My gratitude for Advent has deepened over the years. I welcome the shorter days, and love the way the angled light of late November and early December makes everything look different. It seems to transform the world into a more promising place. Details are softer, colors pastel.

Coming as it does just after Thanksgiving with those magnificent hymns—“Now Thank We All Our God,” which theologian Robert McAfee Brown called the best all-purpose hymn in the book, and “Come, Ye Thankful People, Come”—Advent begins, for me, in gratitude. And the Advent hymns have become for me the richest theologically and most satisfying aesthetically of the year.

I’ve spent a good deal of time trying to explain to parishioners why we aren’t singing Christmas carols yet. I’m not sure I’ve made much headway on that front. The culture and the economy are already celebrating Christmas. The church I serve and the offices of the Christian Century are on opposite ends of Michigan Avenue, one of Chicago’s retail thoroughfares. And it has been Christmas on Michigan Avenue for more than a month. The first Christmas trees, Santa Clauses, ornaments and lights started to appear before Halloween. Our neighboring merchants count on Christmas for as much as 90 percent of the year’s business. They’re not taking chances. The earlier Christmas comes the better.

So it is a difficult transition from the festivities on the avenue to the muted sounds and shadows and somber colors inside the church.

O come, O come, Immanuel,
And ransom captive Israel,
That mourns in lonely exile here
Until the Son of God appear.

Not a very cheerful message—and the tune is at least 800 years old, a plainsong melody that feels like a Gregorian chant.

I love this hymn more each year.

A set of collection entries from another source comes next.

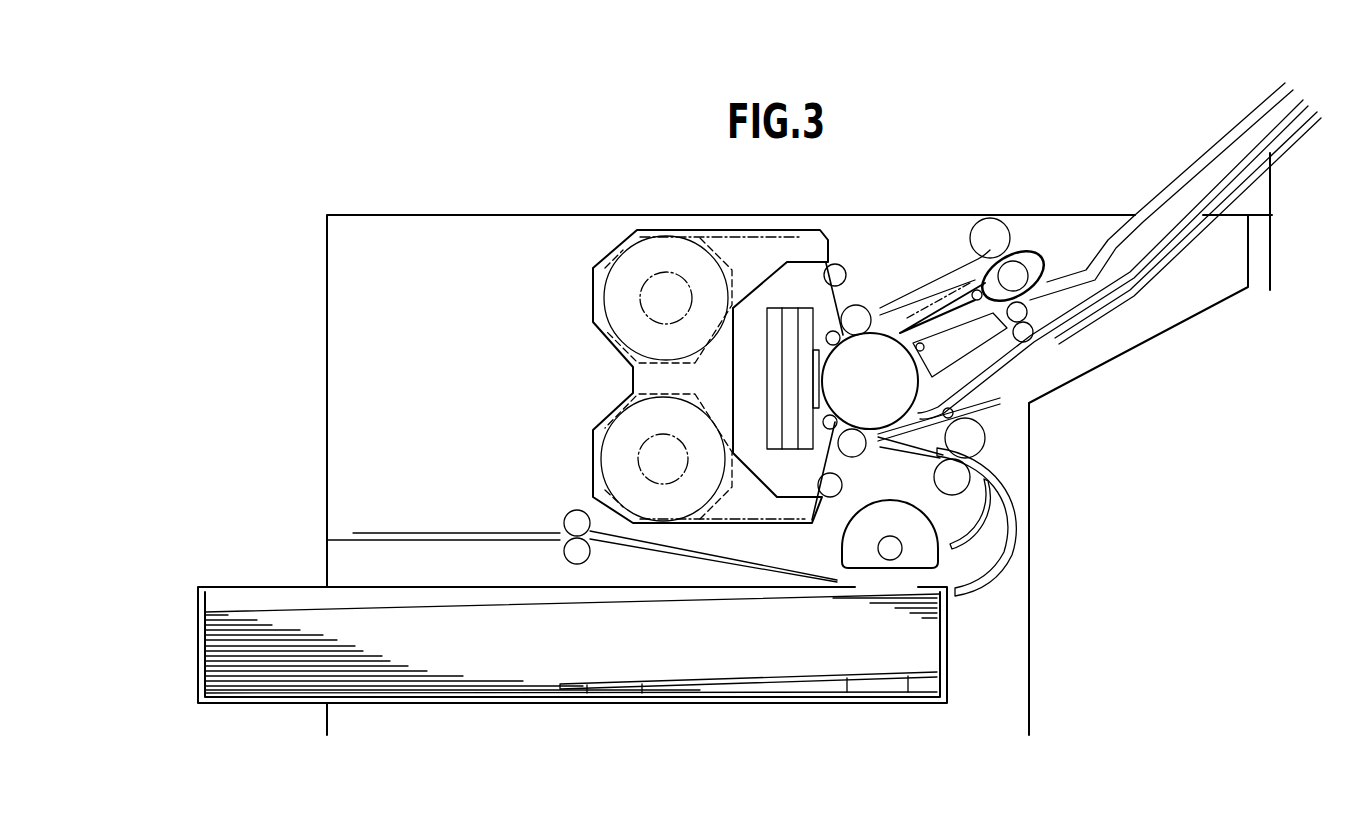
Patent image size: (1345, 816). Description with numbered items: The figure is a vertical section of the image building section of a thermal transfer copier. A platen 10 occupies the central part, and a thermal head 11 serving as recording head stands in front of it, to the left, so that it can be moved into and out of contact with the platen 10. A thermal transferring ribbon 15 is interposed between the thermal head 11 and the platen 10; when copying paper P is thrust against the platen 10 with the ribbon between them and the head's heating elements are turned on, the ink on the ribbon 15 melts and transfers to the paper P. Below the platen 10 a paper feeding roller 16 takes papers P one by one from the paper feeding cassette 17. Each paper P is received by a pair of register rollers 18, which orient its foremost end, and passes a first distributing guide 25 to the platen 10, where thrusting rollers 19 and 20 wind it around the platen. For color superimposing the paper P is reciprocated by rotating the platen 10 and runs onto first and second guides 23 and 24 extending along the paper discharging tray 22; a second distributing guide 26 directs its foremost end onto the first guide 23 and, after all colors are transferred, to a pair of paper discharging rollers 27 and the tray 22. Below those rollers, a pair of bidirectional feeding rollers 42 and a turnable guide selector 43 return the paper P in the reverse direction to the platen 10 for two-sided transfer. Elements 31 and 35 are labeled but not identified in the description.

The platen 10 is at (913, 393).
The thermal head 11 is at (807, 308).
The thermal transferring ribbon 15 is at (831, 295).
The paper feeding roller 16 is at (937, 552).
The paper feeding cassette 17 is at (788, 704).
The register rollers 18 is at (988, 445).
The thrusting roller 19 is at (858, 452).
The thrusting roller 20 is at (863, 308).
The paper discharging tray 22 is at (1218, 150).
The first guide 23 is at (1243, 155).
The second guide 24 is at (1155, 258).
The first distributing guide 25 is at (976, 427).
The second distributing guide 26 is at (962, 302).
The paper discharging rollers 27 is at (988, 232).
The film reels 31 is at (738, 387).
The cartridge 35 is at (688, 196).
The feeding rollers 42 is at (1048, 281).
The guide selector 43 is at (987, 337).
The copying paper P is at (935, 631).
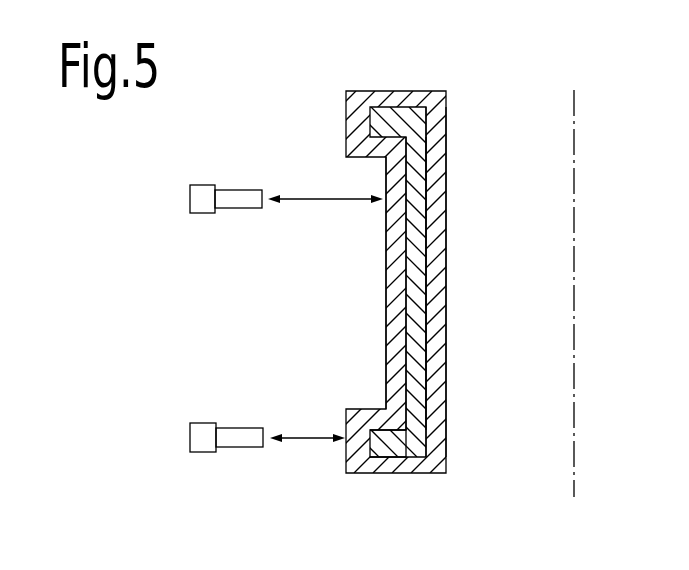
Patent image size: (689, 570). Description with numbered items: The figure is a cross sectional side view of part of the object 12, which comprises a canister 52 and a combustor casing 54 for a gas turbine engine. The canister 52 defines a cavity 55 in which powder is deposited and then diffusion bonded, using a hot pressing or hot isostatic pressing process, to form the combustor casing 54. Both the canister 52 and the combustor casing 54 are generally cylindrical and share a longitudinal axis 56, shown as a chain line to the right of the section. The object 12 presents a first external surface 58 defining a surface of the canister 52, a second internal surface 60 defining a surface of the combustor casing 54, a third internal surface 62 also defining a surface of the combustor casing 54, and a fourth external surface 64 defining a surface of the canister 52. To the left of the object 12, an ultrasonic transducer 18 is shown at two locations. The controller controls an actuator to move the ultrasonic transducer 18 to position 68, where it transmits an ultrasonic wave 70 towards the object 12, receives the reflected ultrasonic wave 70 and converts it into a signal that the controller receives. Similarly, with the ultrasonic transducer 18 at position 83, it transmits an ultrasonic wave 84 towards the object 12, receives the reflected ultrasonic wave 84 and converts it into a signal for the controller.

The object 12 is at (344, 271).
The canister 52 is at (345, 115).
The combustor casing 54 is at (422, 150).
The cavity 55 is at (406, 459).
The longitudinal axis 56 is at (574, 280).
The first external surface 58 is at (385, 265).
The second internal surface 60 is at (400, 322).
The third internal surface 62 is at (420, 322).
The fourth external surface 64 is at (446, 272).
The ultrasonic transducer 18 is at (205, 300).
The position 68 is at (180, 216).
The position 83 is at (175, 453).
The ultrasonic wave 70 is at (312, 202).
The ultrasonic wave 84 is at (308, 442).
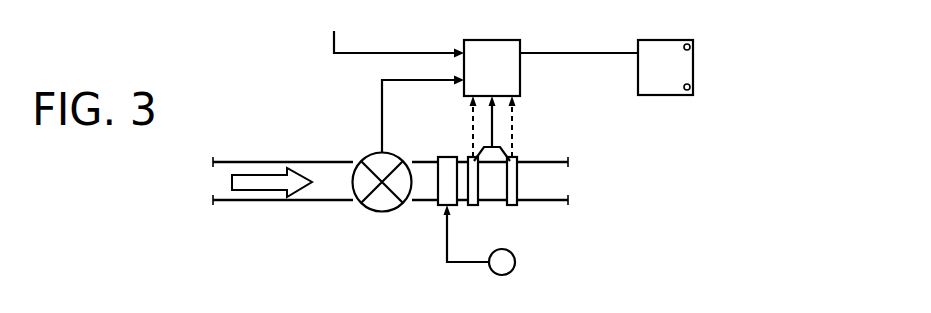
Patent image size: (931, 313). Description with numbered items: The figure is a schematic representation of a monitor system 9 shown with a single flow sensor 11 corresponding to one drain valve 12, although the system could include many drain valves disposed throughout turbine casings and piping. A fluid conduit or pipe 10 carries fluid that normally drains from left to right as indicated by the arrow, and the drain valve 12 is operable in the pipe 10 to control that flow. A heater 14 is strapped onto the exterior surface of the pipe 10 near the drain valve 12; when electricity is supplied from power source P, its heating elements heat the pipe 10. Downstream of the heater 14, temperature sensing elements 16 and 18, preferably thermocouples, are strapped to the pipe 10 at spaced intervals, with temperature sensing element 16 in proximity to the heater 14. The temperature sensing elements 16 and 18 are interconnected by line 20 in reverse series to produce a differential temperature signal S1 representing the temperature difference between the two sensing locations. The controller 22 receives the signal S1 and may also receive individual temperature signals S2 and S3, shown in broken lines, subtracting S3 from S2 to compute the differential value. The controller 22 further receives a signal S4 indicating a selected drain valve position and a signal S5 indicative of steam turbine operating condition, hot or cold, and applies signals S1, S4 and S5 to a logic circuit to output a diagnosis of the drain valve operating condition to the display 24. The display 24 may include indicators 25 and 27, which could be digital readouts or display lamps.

The monitor system 9 is at (648, 150).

Israel mourning in lonely exile is not a bad image of the human condition this Advent, with Palestine and modern Israel both in dreadful captivity to violence and vengeance, and with Americans dying in Iraq at the hands of people they meant to liberate. It’s a time to sit in the darkness, and ponder that darkness, “until the son of God appear.”

The Fourth Gospel introduces the story of Jesus with a stunning metaphor: “The light shines in the darkness and the darkness has not overcome it.” It is in the darkness that the light shines. That, finally, is why we don’t sing the carols quite yet. We’re going to sit in the darkness a while, waiting in lonely exile for God’s promise to be kept again.